Cependant on fit les purifications et sacrifices ordonnés par les devins ; puis il sortit avec son collègue pour continuer la guerre. Campé entre les villes de Bantia et de Vénuse, il harcelait sans cesse Annibal. Celui-ci n’en venait jamais à un engagement ; mais, informé qu’ils avaient envoyé un détachement contre les Locriens épizéphyriens[1], il leur dressa une embuscade auprès de Pétilia[2], et leur tua deux mille sept cents hommes. Marcellus n’y tenait plus ; il lui fallait un combat : il leva le camp, et s’approcha de l’ennemi.
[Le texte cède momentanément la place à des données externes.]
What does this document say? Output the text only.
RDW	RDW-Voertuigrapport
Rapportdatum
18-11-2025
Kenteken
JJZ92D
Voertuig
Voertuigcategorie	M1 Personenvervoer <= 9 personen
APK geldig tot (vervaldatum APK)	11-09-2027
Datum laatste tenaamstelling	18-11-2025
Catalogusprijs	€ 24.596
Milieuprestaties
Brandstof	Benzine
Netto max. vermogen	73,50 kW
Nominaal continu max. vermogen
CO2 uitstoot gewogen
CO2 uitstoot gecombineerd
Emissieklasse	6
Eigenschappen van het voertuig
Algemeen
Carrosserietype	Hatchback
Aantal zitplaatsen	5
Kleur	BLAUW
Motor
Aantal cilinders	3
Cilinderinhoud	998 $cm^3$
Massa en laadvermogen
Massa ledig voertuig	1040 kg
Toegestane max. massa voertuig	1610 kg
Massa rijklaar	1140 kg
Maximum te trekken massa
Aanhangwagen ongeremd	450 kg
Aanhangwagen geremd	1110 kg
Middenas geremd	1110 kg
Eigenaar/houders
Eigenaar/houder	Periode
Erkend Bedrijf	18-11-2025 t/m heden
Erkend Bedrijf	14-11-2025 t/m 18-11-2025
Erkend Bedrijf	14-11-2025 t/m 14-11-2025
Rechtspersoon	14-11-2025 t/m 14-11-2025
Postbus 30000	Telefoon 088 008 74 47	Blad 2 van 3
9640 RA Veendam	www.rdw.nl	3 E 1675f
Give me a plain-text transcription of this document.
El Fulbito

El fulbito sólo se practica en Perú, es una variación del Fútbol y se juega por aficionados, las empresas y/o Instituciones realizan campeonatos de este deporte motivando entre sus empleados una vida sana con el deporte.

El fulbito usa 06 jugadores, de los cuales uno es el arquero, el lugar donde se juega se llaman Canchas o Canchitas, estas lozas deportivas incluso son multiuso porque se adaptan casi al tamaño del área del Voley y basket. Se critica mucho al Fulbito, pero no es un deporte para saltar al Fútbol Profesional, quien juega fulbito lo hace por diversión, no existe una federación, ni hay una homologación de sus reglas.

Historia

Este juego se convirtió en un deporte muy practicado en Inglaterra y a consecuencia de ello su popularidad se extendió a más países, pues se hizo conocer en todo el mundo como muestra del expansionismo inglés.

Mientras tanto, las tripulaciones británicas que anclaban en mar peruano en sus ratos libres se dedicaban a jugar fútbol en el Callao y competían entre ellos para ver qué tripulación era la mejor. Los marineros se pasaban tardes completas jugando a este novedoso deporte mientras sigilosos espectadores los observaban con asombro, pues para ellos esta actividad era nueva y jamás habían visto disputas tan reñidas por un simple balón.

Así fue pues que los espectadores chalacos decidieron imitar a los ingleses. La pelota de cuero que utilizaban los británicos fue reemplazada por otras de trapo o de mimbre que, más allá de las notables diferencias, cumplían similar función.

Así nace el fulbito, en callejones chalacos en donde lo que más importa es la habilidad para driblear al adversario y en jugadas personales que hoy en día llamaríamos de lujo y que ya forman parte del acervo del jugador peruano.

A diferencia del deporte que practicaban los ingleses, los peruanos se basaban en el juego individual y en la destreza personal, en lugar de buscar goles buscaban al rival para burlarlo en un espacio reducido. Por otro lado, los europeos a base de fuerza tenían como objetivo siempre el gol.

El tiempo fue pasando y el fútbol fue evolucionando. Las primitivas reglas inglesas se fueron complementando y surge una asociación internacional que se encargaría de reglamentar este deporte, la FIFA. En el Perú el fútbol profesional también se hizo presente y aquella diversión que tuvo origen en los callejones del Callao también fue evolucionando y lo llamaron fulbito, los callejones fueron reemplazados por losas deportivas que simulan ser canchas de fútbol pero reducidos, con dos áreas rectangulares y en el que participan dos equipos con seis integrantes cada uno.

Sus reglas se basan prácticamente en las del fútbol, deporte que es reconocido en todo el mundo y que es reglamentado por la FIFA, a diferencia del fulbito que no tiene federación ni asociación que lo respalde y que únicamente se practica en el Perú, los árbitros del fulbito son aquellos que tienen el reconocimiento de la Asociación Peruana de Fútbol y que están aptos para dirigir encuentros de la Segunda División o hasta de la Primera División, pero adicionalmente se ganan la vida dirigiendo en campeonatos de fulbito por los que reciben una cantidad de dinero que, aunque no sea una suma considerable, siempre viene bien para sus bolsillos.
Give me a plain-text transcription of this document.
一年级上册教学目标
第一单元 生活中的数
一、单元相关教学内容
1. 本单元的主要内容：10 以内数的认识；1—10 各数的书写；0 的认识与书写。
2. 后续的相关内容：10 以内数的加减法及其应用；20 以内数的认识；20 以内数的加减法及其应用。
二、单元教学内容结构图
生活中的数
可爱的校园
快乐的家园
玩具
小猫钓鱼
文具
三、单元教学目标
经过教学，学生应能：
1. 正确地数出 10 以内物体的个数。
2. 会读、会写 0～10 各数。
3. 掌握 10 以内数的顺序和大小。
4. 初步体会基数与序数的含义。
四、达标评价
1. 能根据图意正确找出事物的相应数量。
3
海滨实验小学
Il y avait entre les deux armées une colline qui offrait une forte position, mais qui était toute couverte de bois. Des deux côtés elle était flanquée de ravins ; au pied, on voyait couler des sources d’eau vive. Les Romains s’étonnaient qu’Annibal, arrivé le premier, ne se fût pas saisi d’une position aussi avantageuse, et qu’il l’eût laissée à l’ennemi. C’est qu’il avait bien trouvé cet endroit propre à l’assiette d’un camp, mais plus propre encore à une embuscade ; et c’est l’usage qu’il avait préféré d’en faire.

  1. C’est-à-dire occidentaux.
  2. C’était une petite ville située sur la côte, au-dessus de Crotone : on en rapportait la fondation à Philoctète.